Fehlalarm Verkehrsflugzeug meldete am Montag gegen 18.15 Uhr Rauchentwicklung bei den Windkraftanlagen zwischen Gissigheim und Dittwar

Feuerwehrmänner suchten vergeblich nach einem Waldbrand

Königheim/Gissigheim.Nach rund einer Stunde brachen die Feuerwehrleute ihre Suche ab – froh nichts gefunden zu haben. Sie waren am Montag gegen 18.20 Uhr alarmiert worden. Ein Verkehrsflugzeug hatte Rauchentwicklung bei den Windrädern östlich von Gissigheim Richtung Dittwar gemeldet.

Daraufhin rückten die Feuerwehren aus allen Ortsteilen aus. „Waldbrand bedeutet Vollalarm, da rücken alle Wehren aus der Gemeinde sowie die Tauberbischofsheimer Wehr aus“, erklärt Torsten Glock, Kommandant der Königheimer Gesamtwehr. Während sich die Abteilungen Königheim und Gissigheim mit zwei Fahrzeugen und 15 Mann auf die Suche nach dem Waldbrand machten, blieben 45 Mann der Wehren aus Pülfringen und Brehmen am Feuerwehrgerätehaus in Bereitschaft. Tauberbischofsheim war mit drei Fahrzeugen und zwölf Mann vor Ort. „Es hätte keinen Sinn gemacht, mit allen Leuten den Brand zu lokalisieren und quer durchs Gelände über Feldwege zu fahren“, sagte Glock.

Und in der Tat war da, wo der Brand laut durchgegebenen Koordinaten sein sollte, nichts zu entdecken. Daraufhin suchten die Floriansjünger alle Windanlagen auf der Gemarkung Königheim auf. „Wir haben das Gemeindegebiet komplett abgefahren, aber nirgendwo war ein Waldbrand zu sehen.“

Nach rund einer Stunde brachen die Feuerwehrmänner den Einsatz ab – froh nicht wieder ein Feuer löschen zu müssen.
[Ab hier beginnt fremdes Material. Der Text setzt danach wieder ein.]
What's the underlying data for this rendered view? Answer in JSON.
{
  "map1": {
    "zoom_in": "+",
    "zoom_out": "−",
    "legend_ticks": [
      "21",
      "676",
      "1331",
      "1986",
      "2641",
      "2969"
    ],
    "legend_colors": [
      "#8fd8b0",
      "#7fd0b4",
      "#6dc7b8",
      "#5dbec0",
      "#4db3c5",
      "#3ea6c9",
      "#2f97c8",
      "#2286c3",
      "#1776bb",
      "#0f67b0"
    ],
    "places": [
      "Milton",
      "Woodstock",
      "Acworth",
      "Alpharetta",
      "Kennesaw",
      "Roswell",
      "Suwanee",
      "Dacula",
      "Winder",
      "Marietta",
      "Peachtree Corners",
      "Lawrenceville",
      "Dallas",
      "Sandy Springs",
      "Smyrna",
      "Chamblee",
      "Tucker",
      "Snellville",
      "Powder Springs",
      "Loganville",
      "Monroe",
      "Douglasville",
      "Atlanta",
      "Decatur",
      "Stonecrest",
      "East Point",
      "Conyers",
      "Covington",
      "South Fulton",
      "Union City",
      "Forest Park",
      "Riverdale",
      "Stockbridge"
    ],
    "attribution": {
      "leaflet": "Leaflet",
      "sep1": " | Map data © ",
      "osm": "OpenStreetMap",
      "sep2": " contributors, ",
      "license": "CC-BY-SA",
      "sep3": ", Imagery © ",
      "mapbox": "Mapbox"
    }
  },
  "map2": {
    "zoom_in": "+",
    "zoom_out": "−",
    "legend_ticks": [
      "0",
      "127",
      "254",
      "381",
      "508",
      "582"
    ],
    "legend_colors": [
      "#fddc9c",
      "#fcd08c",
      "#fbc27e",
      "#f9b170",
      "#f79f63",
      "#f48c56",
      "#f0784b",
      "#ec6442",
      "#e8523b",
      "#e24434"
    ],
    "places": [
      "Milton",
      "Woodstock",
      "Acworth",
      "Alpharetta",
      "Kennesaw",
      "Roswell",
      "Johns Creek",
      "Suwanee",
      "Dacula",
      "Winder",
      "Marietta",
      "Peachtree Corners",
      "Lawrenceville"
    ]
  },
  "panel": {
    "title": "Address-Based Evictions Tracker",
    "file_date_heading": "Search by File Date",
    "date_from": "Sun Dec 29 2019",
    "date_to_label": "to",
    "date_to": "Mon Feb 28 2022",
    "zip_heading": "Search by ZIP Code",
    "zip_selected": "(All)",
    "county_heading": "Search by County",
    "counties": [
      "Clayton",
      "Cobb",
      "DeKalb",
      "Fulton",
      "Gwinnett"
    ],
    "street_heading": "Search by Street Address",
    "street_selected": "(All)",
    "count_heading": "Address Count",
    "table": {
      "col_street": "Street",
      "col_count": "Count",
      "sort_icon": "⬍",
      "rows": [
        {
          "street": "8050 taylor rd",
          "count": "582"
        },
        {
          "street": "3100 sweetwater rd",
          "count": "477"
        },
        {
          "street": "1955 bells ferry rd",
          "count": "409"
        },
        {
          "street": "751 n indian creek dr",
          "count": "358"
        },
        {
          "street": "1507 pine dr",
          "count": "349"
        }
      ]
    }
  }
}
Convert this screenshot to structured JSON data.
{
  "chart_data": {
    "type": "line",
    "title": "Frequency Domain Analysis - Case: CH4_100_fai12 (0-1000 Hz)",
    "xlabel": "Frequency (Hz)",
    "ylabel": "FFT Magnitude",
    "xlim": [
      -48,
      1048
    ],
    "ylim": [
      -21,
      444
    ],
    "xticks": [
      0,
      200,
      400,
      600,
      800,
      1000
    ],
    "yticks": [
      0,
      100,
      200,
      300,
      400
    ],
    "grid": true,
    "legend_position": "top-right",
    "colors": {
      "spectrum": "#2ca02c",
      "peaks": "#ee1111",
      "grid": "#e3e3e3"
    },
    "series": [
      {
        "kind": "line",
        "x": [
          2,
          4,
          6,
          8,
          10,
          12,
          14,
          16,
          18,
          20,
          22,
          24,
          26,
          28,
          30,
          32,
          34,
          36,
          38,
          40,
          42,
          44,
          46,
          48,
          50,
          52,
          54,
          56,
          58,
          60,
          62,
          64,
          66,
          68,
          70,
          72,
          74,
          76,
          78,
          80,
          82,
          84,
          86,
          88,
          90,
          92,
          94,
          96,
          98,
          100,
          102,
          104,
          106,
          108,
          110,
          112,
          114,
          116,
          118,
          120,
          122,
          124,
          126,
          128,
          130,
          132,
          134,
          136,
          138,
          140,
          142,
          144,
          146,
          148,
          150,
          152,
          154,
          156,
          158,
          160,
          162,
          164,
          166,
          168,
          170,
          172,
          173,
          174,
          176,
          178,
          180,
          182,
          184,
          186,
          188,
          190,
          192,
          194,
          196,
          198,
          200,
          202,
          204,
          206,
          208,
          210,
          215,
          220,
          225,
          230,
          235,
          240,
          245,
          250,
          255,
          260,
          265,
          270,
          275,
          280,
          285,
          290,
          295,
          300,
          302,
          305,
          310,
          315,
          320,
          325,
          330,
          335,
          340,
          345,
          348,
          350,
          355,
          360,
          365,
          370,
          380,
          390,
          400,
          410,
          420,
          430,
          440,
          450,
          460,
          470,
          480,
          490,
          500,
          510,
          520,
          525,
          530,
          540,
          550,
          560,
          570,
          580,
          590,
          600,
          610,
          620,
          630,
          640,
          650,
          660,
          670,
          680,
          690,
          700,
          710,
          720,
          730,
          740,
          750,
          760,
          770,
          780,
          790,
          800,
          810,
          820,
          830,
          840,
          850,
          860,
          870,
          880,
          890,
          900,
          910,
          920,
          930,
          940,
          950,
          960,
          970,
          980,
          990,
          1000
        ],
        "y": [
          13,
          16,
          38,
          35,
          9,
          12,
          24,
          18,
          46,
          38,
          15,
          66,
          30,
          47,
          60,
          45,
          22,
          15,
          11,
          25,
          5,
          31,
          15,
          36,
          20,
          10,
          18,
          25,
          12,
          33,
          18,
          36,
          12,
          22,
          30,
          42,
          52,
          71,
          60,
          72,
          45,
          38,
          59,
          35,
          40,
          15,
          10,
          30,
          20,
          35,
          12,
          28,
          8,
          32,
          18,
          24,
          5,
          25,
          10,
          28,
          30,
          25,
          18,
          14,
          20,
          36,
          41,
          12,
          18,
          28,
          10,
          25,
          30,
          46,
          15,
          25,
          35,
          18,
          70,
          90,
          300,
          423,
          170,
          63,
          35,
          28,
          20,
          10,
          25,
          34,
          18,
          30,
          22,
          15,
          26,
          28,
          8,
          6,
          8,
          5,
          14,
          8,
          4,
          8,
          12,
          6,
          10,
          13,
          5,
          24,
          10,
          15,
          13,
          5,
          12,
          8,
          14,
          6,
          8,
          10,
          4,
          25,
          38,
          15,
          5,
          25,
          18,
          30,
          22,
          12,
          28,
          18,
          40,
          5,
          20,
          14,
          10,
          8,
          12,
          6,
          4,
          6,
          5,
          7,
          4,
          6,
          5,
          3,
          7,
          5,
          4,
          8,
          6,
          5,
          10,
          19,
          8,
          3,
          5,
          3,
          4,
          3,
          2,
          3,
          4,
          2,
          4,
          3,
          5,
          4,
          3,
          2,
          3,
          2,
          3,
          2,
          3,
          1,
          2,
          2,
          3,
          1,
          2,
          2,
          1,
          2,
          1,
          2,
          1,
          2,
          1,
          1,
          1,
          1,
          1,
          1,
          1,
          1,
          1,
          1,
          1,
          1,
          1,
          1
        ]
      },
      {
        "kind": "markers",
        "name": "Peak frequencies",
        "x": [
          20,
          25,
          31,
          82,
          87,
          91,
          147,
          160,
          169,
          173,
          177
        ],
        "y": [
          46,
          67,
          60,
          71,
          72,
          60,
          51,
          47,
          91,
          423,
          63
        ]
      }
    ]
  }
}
Denn in den letzten Wochen hatten die freiwilligen Feuerwehrmänner wahrlich genug zu tun, sei es beim Scheunenbrand in der Pülfringer Ortsmitte oder beim Flurbrand oberhalb des Gewerbegebiets „Breitenflur“ in Königheim.

Obgleich hier jetzt kein Ernstfall vorlag und die Wehren umsonst ausgerückt sind, ist Torsten Glock nicht verärgert. „Besser einmal zu oft als einmal zu spät ausgerückt, denn gerade bei Wald- und Flurbränden ist es wichtig, früh zu agieren, um die Brandherde noch im Keim ersticken zu können.“

Aber wie kam eigentlich die Meldung aus dem Verkehrsflugzeug zu den Floriansjüngern nach Königheim? Der Feuerwehrkommandant erklärt. „Der Pilot hat es der Flugsicherung gemeldet, diese hat es an die Leitstelle weitergegeben, von dort ging es weiter über Würzburg nach Bad Mergentheim, von wo aus dann wir alarmiert wurden.“

Abschließend wies Torsten Glock noch auf eine Besonderheit hin: „Wir haben rund zehn Landwirte in einer Art Rufbereitschaft. Sie haben in ihrer Scheune einen mit Wasser gefüllten Tankanhänger stehen. Bei einer Alarmierung werden sie über Telefon informiert. Sie hängen dann den Anhänger an den Traktor und fahren zum Brand.“ Gerade bei dieser Trockenheit und Löschangriffen bei Wald- und Flurbränden, bei denen keine Gewässer oder Hydranten in der Nähe ist, sei dies eine wichtige Hilfe, um Feuer schnell bekämpfen zu können.